Apache Flink is an open-source, unified stream-processing and batch-processing framework developed by the Apache Software Foundation. The core of Apache Flink is a distributed streaming data-flow engine written in Java and Scala. Flink executes arbitrary dataflow programs in a data-parallel and pipelined manner. Flink's pipelined runtime system enables the execution of bulk/batch and stream processing programs. Furthermore, Flink's runtime supports the execution of iterative algorithms natively.
Presto is a distributed query engine for big data using the SQL query language. Its architecture allows users to query data sources such as Hadoop, Cassandra, Kafka, AWS S3, Alluxio, MySQL, MongoDB and Teradata, and allows use of multiple data sources within a query. Presto is community-driven open-source software released under the Apache License.
Apache Kylin is an open source distributed analytics engine designed to provide a SQL interface and multi-dimensional analysis (OLAP) on Hadoop and Alluxio supporting extremely large datasets.
RocksDB is a high performance embedded database for key-value data. It is a fork of Google's LevelDB optimized to exploit multi-core processors (CPUs), and make efficient use of fast storage, such as solid-state drives (SSD), for input/output (I/O) bound workloads. It is based on a log-structured merge-tree data structure. It is written in C++ and provides official language bindings for C++, C, and Java. Many third-party language bindings exist. RocksDB is free and open-source software, released originally under a BSD 3-clause license. However, in July 2017 the project was migrated to a dual license of both Apache 2.0 and GPLv2 license. This change helped its adoption in Apache Software Foundation's projects after blacklist of the previous BSD+Patents license clause.
Apache Parquet is a free and open-source column-oriented data storage format in the Apache Hadoop ecosystem. It is similar to RCFile and ORC, the other columnar-storage file formats in Hadoop, and is compatible with most of the data processing frameworks around Hadoop. It provides efficient data compression and encoding schemes with enhanced performance to handle complex data in bulk.

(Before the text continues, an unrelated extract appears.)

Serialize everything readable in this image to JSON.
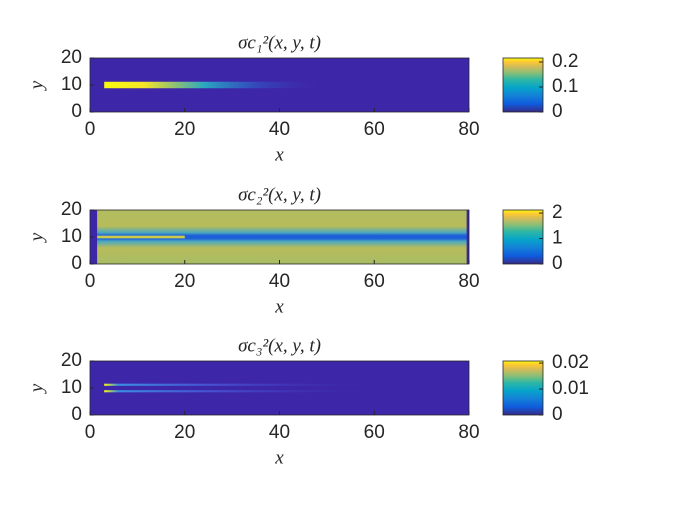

TiDB is an open-source NewSQL database that supports Hybrid Transactional and Analytical Processing (HTAP) workloads. Designed to be MySQL compatible, it is developed and supported primarily by PingCAP and licensed under Apache 2.0. It is also available as a paid product. TiDB drew its initial design inspiration from Google's Spanner and F1 papers.
Apache Airflow is an open-source workflow management platform for data engineering pipelines. It started at Airbnb in October 2014 as a solution to manage the company's increasingly complex workflows. Creating Airflow allowed Airbnb to programmatically author and schedule their workflows and monitor them via the built-in Airflow user interface. From the beginning, the project was made open source, becoming an Apache Incubator project in March 2016 and a top-level Apache Software Foundation project in January 2019.
Apache Superset is an open-source software application for data exploration and data visualization able to handle data at petabyte scale. The application started as a hack-a-thon project by Maxime Beauchemin while working at Airbnb and entered the Apache Incubator program in 2017. In addition to Airbnb, the project has seen significant contributions from other leading technology companies, including Lyft and Dropbox. Superset graduated from the incubator program and became a top-level project at the Apache Software Foundation in 2021.
Trino is an open-source distributed SQL query engine designed to query large data sets distributed over one or more heterogeneous data sources. Trino can query data lakes that contain open column-oriented data file formats like ORC or Parquet residing on different storage systems like HDFS, AWS S3, Google Cloud Storage, or Azure Blob Storage using the Hive and Iceberg table formats. Trino also has the ability to run federated queries that query tables in different data sources such as MySQL, PostgreSQL, Cassandra, Kafka, MongoDB and Elasticsearch. Trino is released under the Apache License.